Theory of Luminescent Efficiency of Ternary Semiconductors

Abstract

The luminescent efficiency is calculated for a ternary semiconductor, wherein the total electron concentration is divided between the direct and indirect conduction‐band minima. In each valley, the rate equations are determined by radiative, nonradiative, and intervalley transfer times. Although such intervalley transfer times are unimportant at 300°K for efficient material, they are found to be important at 300°K when the internal radiative efficiencies are less than 1%. Furthermore, since phonon cooperation is mandatory for transitions between the direct and indirect valleys, the intervalley transfer times become quite long (>10⁻⁹ sec in GaAsP) at lattice temperatures below 77°K. In order to compare the analytical expressions of luminescent efficiency with experiment, it was necessary to derive expressions for the external quantum efficiency of a p‐n junction in a direct band‐gap material.
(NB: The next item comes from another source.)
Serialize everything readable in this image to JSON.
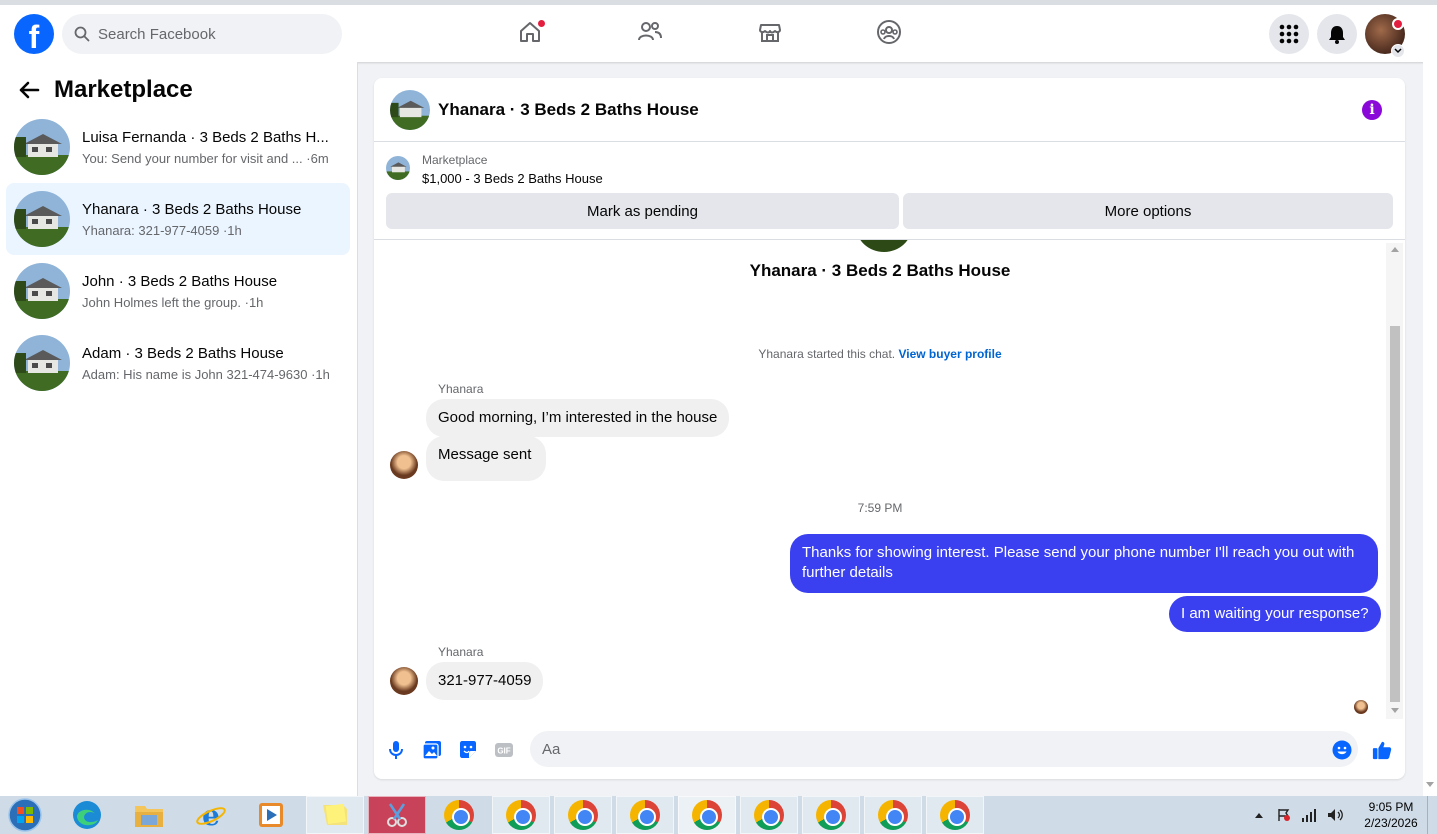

The external electroluminescent efficiency is derived in terms of the junction depth, diffusion length, and absorption coefficient. For the particular case of radiative transitions between free electrons and holes, the predicted ternary electroluminescent efficiencies are in agreement with published experimental results on GaAsP. Furthermore, application of the efficiency expressions to the case of deep impurity emission associated with Si in GaAlAs leads to good agreement with published experimental data on this system. Finally, it is shown that the nonradiative transitions associated with the alloying process are unimportant for most direct band‐gap ternaries, as well as inefficent indirect band‐gap compositions.